Habitat: Baccharoides hymenolepis is native to Tropical Africa – Sudan, Ethiopia, eastern DR Congo, Uganda, Kenya, Rwanda, Tanzania, Mozambique, Zi.
It grows along rivers and roadsides, in forest margins, old cultivation sites and bushed grassland, also in montane forest and often found in disturbed habitats; usually at elevations from 1,200 – 3,000 metres, sometimes descending to 600 metre.

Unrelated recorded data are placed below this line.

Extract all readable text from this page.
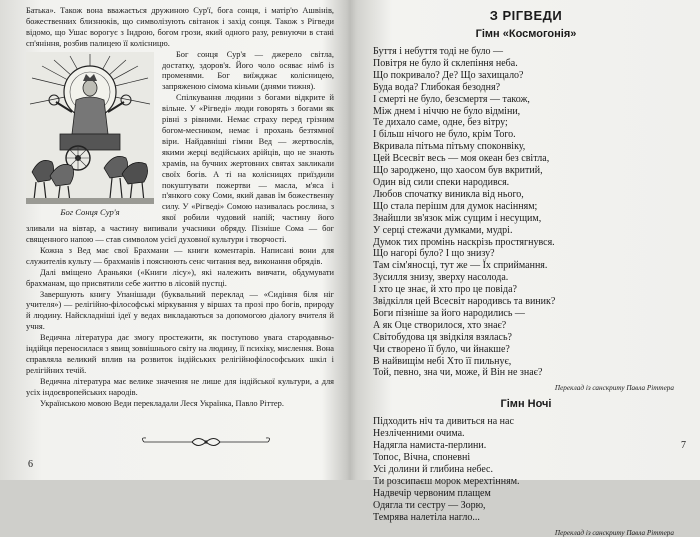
Батька». Також вона вважається дружиною Сур'ї, бога сонця, і матір'ю Ашвінів, божественних близнюків, що символізують світанок і захід сонця. Також з Рігведи відомо, що Ушас ворогує з Індрою, богом грози, який одного разу, ревнуючи в стані сп'яніння, розбив палицею її колісницю.

Бог Сонця Сур'я

Бог сонця Сур'я — джерело світла, достатку, здоров'я. Його чоло осяває німб із променями. Бог виїжджає колісницею, запряженою сімома кіньми (днями тижня).

Спілкування людини з богами відкрите й вільне. У «Рігведі» люди говорять з богами як рівні з рівними. Немає страху перед грізним богом-месником, немає і прохань безтямної віри. Найдавніші гімни Вед — жертвослів, якими жерці ведійських арійців, що не знають храмів, на бучних жертовних святах закликали своїх богів. А ті на колісницях приїздили покуштувати пожертви — масла, м'яса і п'янкого соку Соми, який давав їм божественну силу. У «Рігведі» Сомою називалась рослина, з якої робили чудовий напій; частину його зливали на вівтар, а частину випивали учасники обряду. Пізніше Сома — бог священного напою — став символом усієї духовної культури і творчості.

Кожна з Вед має свої Брахмани — книги коментарів. Написані вони для служителів культу — брахманів і пояснюють сенс читання вед, виконання обрядів.

Далі вміщено Араньяки («Книги лісу»), які належить вивчати, обдумувати брахманам, що присвятили себе життю в лісовій пустці.

Завершують книгу Упанішади (буквальний переклад — «Сидіння біля ніг учителя») — релігійно-філософські міркування у віршах та прозі про богів, природу й людину. Найскладніші ідеї у ведах викладаються за допомогою діалогу вчителя й учня.

Ведична література дає змогу простежити, як поступово увага стародавньоіндійця переносилася з явищ зовнішнього світу на людину, її психіку, мислення. Вона справляла великий вплив на розвиток індійських релігійнофілософських шкіл і релігійних течій.

Ведична література має велике значення не лише для індійської культури, а для усіх індоєвропейських народів.

Українською мовою Веди перекладали Леся Українка, Павло Ріттер.

6
З РІГВЕДИ
Гімн «Космогонія»
Буття і небуття тоді не було —
Повітря не було й склепіння неба.
Що покривало? Де? Що захищало?
Буда вода? Глибокая безодня?
І смерті не було, безсмертя — також,
Між днем і ніччю не було відміни,
Те дихало саме, одне, без вітру;
І більш нічого не було, крім Того.
Вкривала пітьма пітьму споконвіку,
Цей Всесвіт весь — моя океан без світла,
Що зароджено, що хаосом був вкритий,
Один від сили спеки народився.
Любов спочатку виникла від нього,
Що стала перішм для думок насінням;
Знайшли зв'язок між сущим і несущим,
У серці стежачи думками, мудрі.
Думок тих промінь наскрізь простягнувся.
Що нагорі було? І що знизу?
Там сім'яносці, тут же — Їх сприймання.
Зусилля знизу, зверху насолода.
І хто це знає, й хто про це повіда?
Звідкілля цей Всесвіт народивсь та виник?
Боги пізніше за його народились —
А як Оце створилося, хто знає?
Світобудова ця звідкіля взялась?
Чи створено її було, чи йнакше?
В найвищім небі Хто її пильнує,
Той, певно, зна чи, може, й Він не знає?
Переклад із санскриту Павла Ріттера
Гімн Ночі
Підходить ніч та дивиться на нас
Незліченними очима.
Надягла намиста-перлини.
Топос, Вічна, споневні
Усі долини й глибина небес.
Ти розсипаєш морок мерехтінням.
Надвечір червоним плащем
Одягла ти сестру — Зорю,
Темрява налетіла нагло...
Переклад із санскриту Павла Ріттера
7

Baccharoides hymenolepis is an evergreen Shrub growing to 4 m (13ft) by 3 m (9ft) at a fast rate. The flowers are pollinated by Insects,


Baccharoides hymenolepis is a plant of moderate elevations in the tropics where it can be grown up to 3,000 metres. The plants thrive at temperatures of less than 30?c. The minimum mean annual rainfall required is 840mm. Generally, the plants grow well in a loose, moist soil that is rich in humus. The degree of soil fertility greatly influences leaf size. The plant is very sensitive to drought. Seedlings are tasted when they are being planted out and the more bitter seedlings are discarded. This selection process not only secures a better quality crop, but also serves to reduce bitterness in the next generations. Early growth of young plants during the rainy season is so rapid that they grow as tall as 40 – 50cm in just 4 weeks. This rapid growth continues as long as there is ample moisture in the soil. Harvesting the leaves starts 4 – 6 weeks after sowing or 6 – 8 weeks after transplanting. Harvesting is done either by cutting the young shoots or gathering the leaves only. Although the harvest of leaves only is often preferred, this system may adversely affect the development of the plant. Best results are obtained during the rainy season by cutting the shoots at 5 – 10cm above the soil, which will then be replaced by one or two side shoots. These side shoots could be harvested 3 – 4 weeks later and, depending on soil moisture and fertility, this process could be repeated two or three times. In the dry season, when new shoots develop only slowly if at all, farmers pick the leaves only. Highest yields are obtained during the rainy season. An initial harvest of stems yields about 1 kilo per square metre, this decreases to about 500 grammes on the third harvest. Flower initiation begins with the onset of the dry season or during periods of drought.

Edible Uses:
Leaves – raw or cooked. Eaten in salads, as a potherb or used as a garnish. The leaves can be dried for later use. The leaves are less bitter than related species that are used in the same ways, such as bitterleaf (Gymnanthemum amygdalinum)

Medicinal Uses:
The plant is used medicinally as a cure for pneumonia. Juice from the crushed leaves is used to treat jaundice, and also diarrhoea in babies. A hot leaf placed on a wound is said to stop bleeding. A root decoction is used as a purgative and to treat abdominal pains. The sesquiterpene lactone vernolepin was isolated from plant material collected in Ethiopia. This compound showed antitumour activity and platelet anti-aggregating properties.

Other Uses:
Other uses rating: Medium (3/5). Agroforestry Uses: The plant is sometimes planted as a hedge around homes and gardens, both for vegetable use and for the ornamental value of the large white or purple flowering heads. The plants help to stabilize the soil, especially on slopes. Other Uses Dry branches and stems serve as fuel.

Disclaimer : The information presented herein is intended for educational purposes only. Individual results may vary, and before using any supplement, it is always advisable to consult with your own health care provider.